NESTTD
NEW ENGLAND SOCIETY FOR THE TREATMENT OF TRAUMA AND DISSOCIATION
THIS IS NOT AN INTENSIVE
This program will illustrate the role of systemic interventions when violence either previously was, or currently is, happening in the family. In role plays with volunteers, Ms. Barrett will demonstrate how to integrate the specific interventions she introduced in the morning program.
Her model is a collaborative, resilience-oriented approach which helps families create healing plans that can provide lasting change. She will give particular attention to how the therapist can work systemically, while remaining attuned and co-creating secure, safe attachment with the family system.
Attendance at the morning program is a prerequisite for this afternoon event.
Box lunches are available to pre-order for an additional $11.00
Mary Jo Barrett, MSW
Mary Jo Barrett is the Executive Director and founder of The Center for Contextual Change, Ltd. She holds a Masters in Social Work from the University of Illinois Jane Addams School of Social Work and has been on the faculties of The University of Chicago, School of Social Service Administration, The Chicago Center For Family Health, and the Family Institute of Northwestern University. Previously, Ms. Barrett was the Clinical Director of Midwest Family Resource and has been working in the field of family violence since 1974.
Ms. Barrett’s newest book, Treating Complex Trauma: A Relational Blueprint for Collaboration and Change, co-authored by Linda Stone Fish, published in June 2014. She has also coauthored two books with Dr.
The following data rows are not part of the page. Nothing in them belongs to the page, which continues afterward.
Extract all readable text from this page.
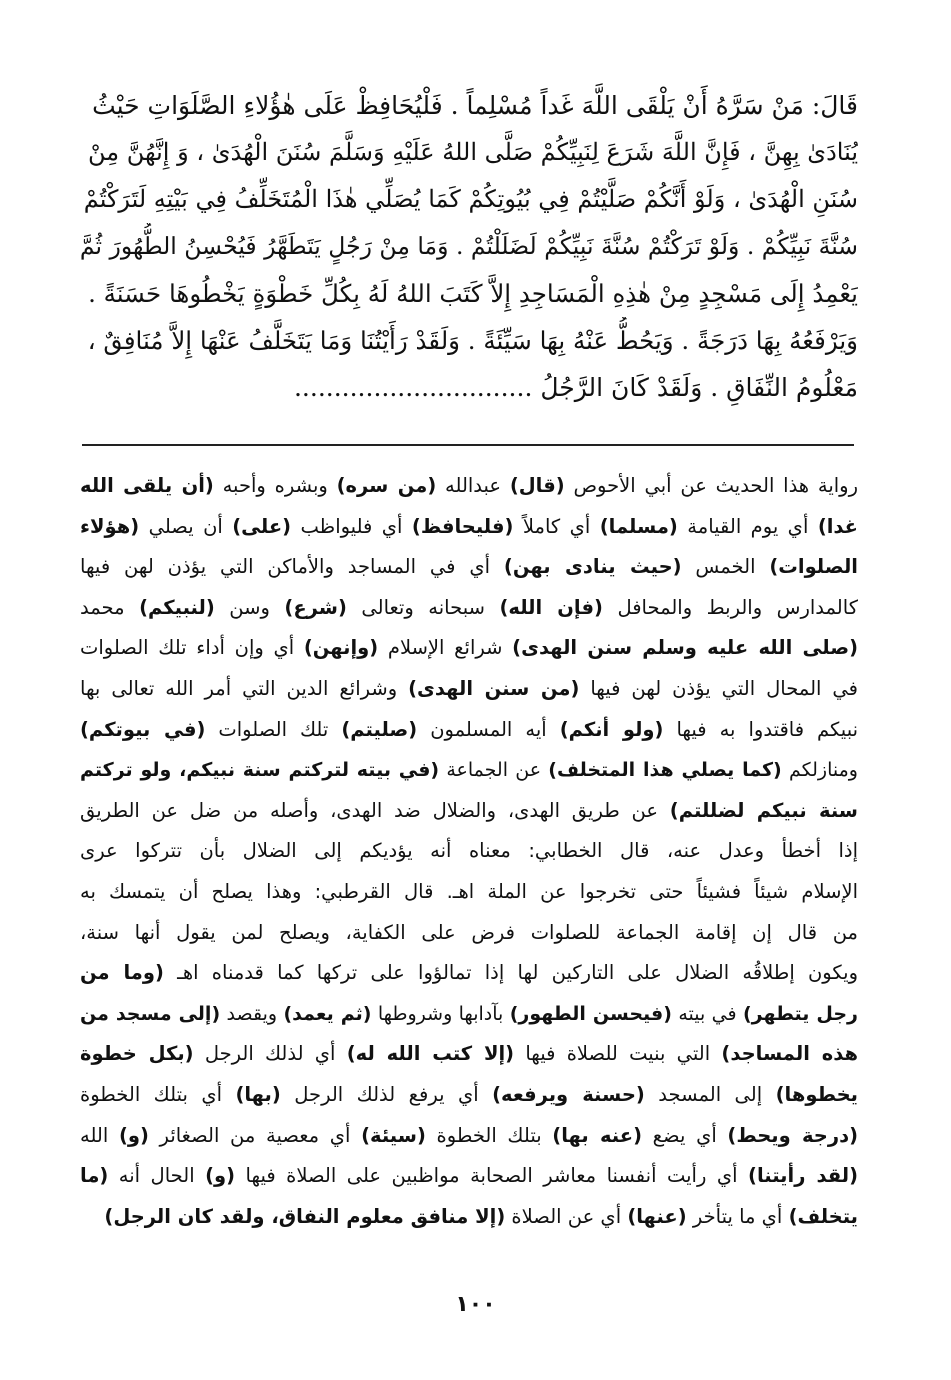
قَالَ: مَنْ سَرَّهُ أَنْ يَلْقَى اللَّهَ غَداً مُسْلِماً . فَلْيُحَافِظْ عَلَى هٰؤُلاءِ الصَّلَوَاتِ حَيْثُ
يُنَادَىٰ بِهِنَّ ، فَإِنَّ اللَّهَ شَرَعَ لِنَبِيِّكُمْ صَلَّى اللهُ عَلَيْهِ وَسَلَّمَ سُنَنَ الْهُدَىٰ ، وَ إِنَّهُنَّ مِنْ
سُنَنِ الْهُدَىٰ ، وَلَوْ أَنَّكُمْ صَلَّيْتُمْ فِي بُيُوتِكُمْ كَمَا يُصَلِّي هٰذَا الْمُتَخَلِّفُ فِي بَيْتِهِ لَتَرَكْتُمْ
سُنَّةَ نَبِيِّكُمْ . وَلَوْ تَرَكْتُمْ سُنَّةَ نَبِيِّكُمْ لَضَلَلْتُمْ . وَمَا مِنْ رَجُلٍ يَتَطَهَّرُ فَيُحْسِنُ الطُّهُورَ ثُمَّ
يَعْمِدُ إِلَى مَسْجِدٍ مِنْ هٰذِهِ الْمَسَاجِدِ إِلاَّ كَتَبَ اللهُ لَهُ بِكُلِّ خَطْوَةٍ يَخْطُوهَا حَسَنَةً .
وَيَرْفَعُهُ بِهَا دَرَجَةً . وَيَحُطُّ عَنْهُ بِهَا سَيِّئَةً . وَلَقَدْ رَأَيْتُنَا وَمَا يَتَخَلَّفُ عَنْهَا إِلاَّ مُنَافِقٌ ،
مَعْلُومُ النِّفَاقِ . وَلَقَدْ كَانَ الرَّجُلُ ..............................
رواية هذا الحديث عن أبي الأحوص (قال) عبدالله (من سره) وبشره وأحبه (أن يلقى الله
غدا) أي يوم القيامة (مسلما) أي كاملاً (فليحافظ) أي فليواظب (على) أن يصلي (هؤلاء
الصلوات) الخمس (حيث ينادى بهن) أي في المساجد والأماكن التي يؤذن لهن فيها
كالمدارس والربط والمحافل (فإن الله) سبحانه وتعالى (شرع) وسن (لنبيكم) محمد
(صلى الله عليه وسلم سنن الهدى) شرائع الإسلام (وإنهن) أي وإن أداء تلك الصلوات
في المحال التي يؤذن لهن فيها (من سنن الهدى) وشرائع الدين التي أمر الله تعالى بها
نبيكم فاقتدوا به فيها (ولو أنكم) أيه المسلمون (صليتم) تلك الصلوات (في بيوتكم)
ومنازلكم (كما يصلي هذا المتخلف) عن الجماعة (في بيته لتركتم سنة نبيكم، ولو تركتم
سنة نبيكم لضللتم) عن طريق الهدى، والضلال ضد الهدى، وأصله من ضل عن الطريق
إذا أخطأ وعدل عنه، قال الخطابي: معناه أنه يؤديكم إلى الضلال بأن تتركوا عرى
الإسلام شيئاً فشيئاً حتى تخرجوا عن الملة اهـ. قال القرطبي: وهذا يصلح أن يتمسك به
من قال إن إقامة الجماعة للصلوات فرض على الكفاية، ويصلح لمن يقول أنها سنة،
ويكون إطلاقُه الضلال على التاركين لها إذا تمالؤوا على تركها كما قدمناه اهـ (وما من
رجل يتطهر) في بيته (فيحسن الطهور) بآدابها وشروطها (ثم يعمد) ويقصد (إلى مسجد من
هذه المساجد) التي بنيت للصلاة فيها (إلا كتب الله له) أي لذلك الرجل (بكل خطوة
يخطوها) إلى المسجد (حسنة ويرفعه) أي يرفع لذلك الرجل (بها) أي بتلك الخطوة
(درجة ويحط) أي يضع (عنه بها) بتلك الخطوة (سيئة) أي معصية من الصغائر (و) الله
(لقد رأيتنا) أي رأيت أنفسنا معاشر الصحابة مواظبين على الصلاة فيها (و) الحال أنه (ما
يتخلف) أي ما يتأخر (عنها) أي عن الصلاة (إلا منافق معلوم النفاق، ولقد كان الرجل)
١٠٠
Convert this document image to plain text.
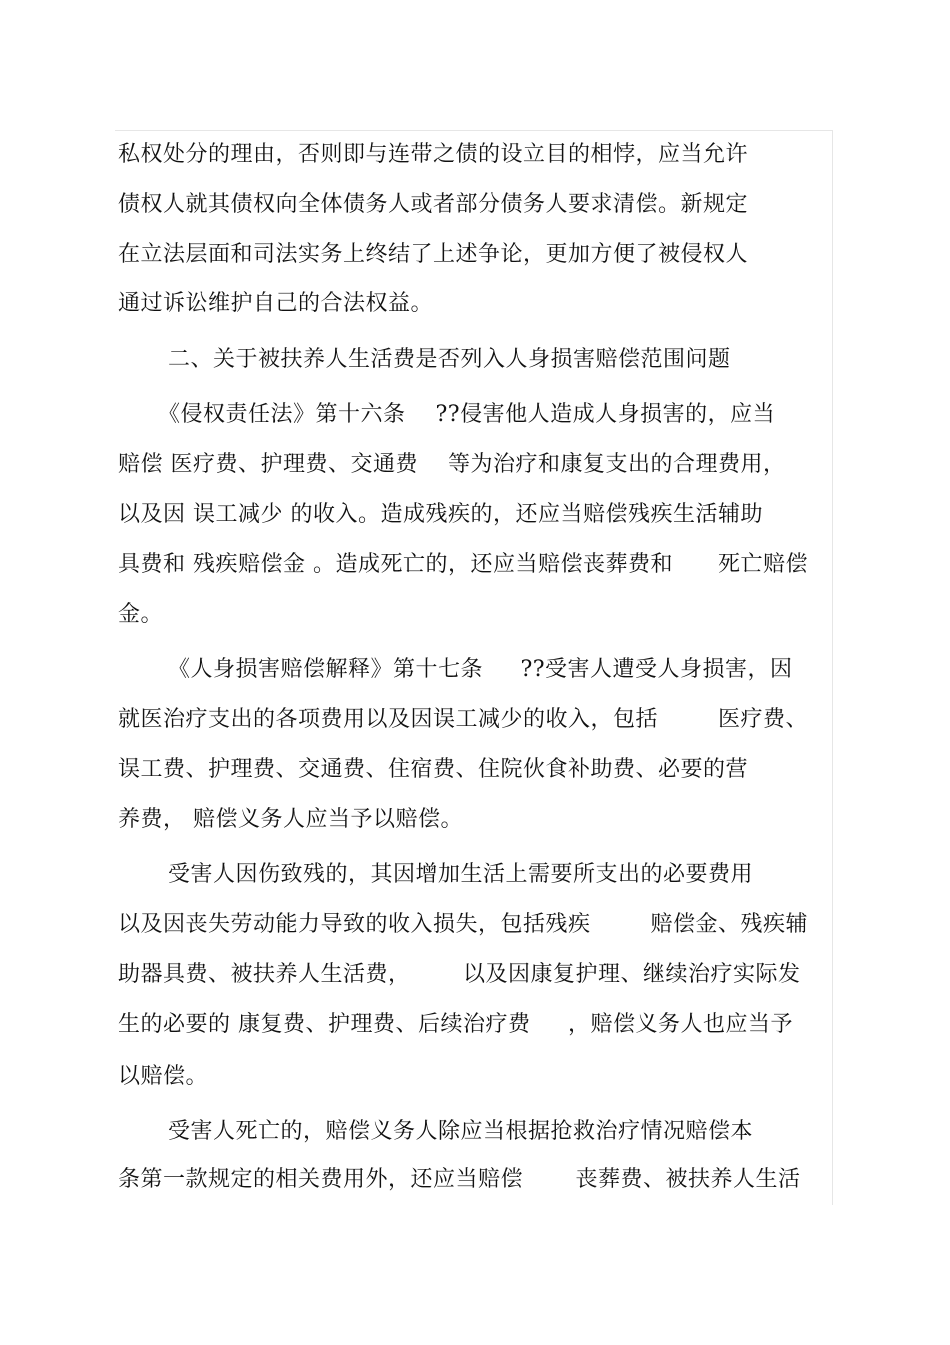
私权处分的理由，否则即与连带之债的设立目的相悖，应当允许
债权人就其债权向全体债务人或者部分债务人要求清偿。新规定
在立法层面和司法实务上终结了上述争论，更加方便了被侵权人
通过诉讼维护自己的合法权益。
二、关于被扶养人生活费是否列入人身损害赔偿范围问题
《侵权责任法》第十六条    ??侵害他人造成人身损害的，应当
赔偿 医疗费、护理费、交通费    等为治疗和康复支出的合理费用，
以及因 误工减少 的收入。造成残疾的，还应当赔偿残疾生活辅助
具费和 残疾赔偿金 。造成死亡的，还应当赔偿丧葬费和      死亡赔偿
金。
《人身损害赔偿解释》第十七条     ??受害人遭受人身损害，因
就医治疗支出的各项费用以及因误工减少的收入，包括        医疗费、
误工费、护理费、交通费、住宿费、住院伙食补助费、必要的营
养费， 赔偿义务人应当予以赔偿。
受害人因伤致残的，其因增加生活上需要所支出的必要费用
以及因丧失劳动能力导致的收入损失，包括残疾        赔偿金、残疾辅
助器具费、被扶养人生活费，       以及因康复护理、继续治疗实际发
生的必要的 康复费、护理费、后续治疗费     ，赔偿义务人也应当予
以赔偿。
受害人死亡的，赔偿义务人除应当根据抢救治疗情况赔偿本
条第一款规定的相关费用外，还应当赔偿       丧葬费、被扶养人生活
Terry Trepper: Incest: A Multiple Systems Perspective and The Systemic Treatment of Incest: A Therapeutic Handbook. She co-created the Collaborative Change Model, a highly successful contextual model of therapy used to transform the lives of those impacted by abuse and/or traumatic events. Her passion is teaching and supporting clinicians to recognize their own resources in order to help clients discover their own resources.
Her trainings and published works focus on the teaching of the Collaborative Change Model, treatment for: family and couple violence; Complex Trauma; adult survivors of sexual abuse and trauma; eating disorders; couple therapy; Post Traumatic Stress Disorder, and Compassion Fatigue.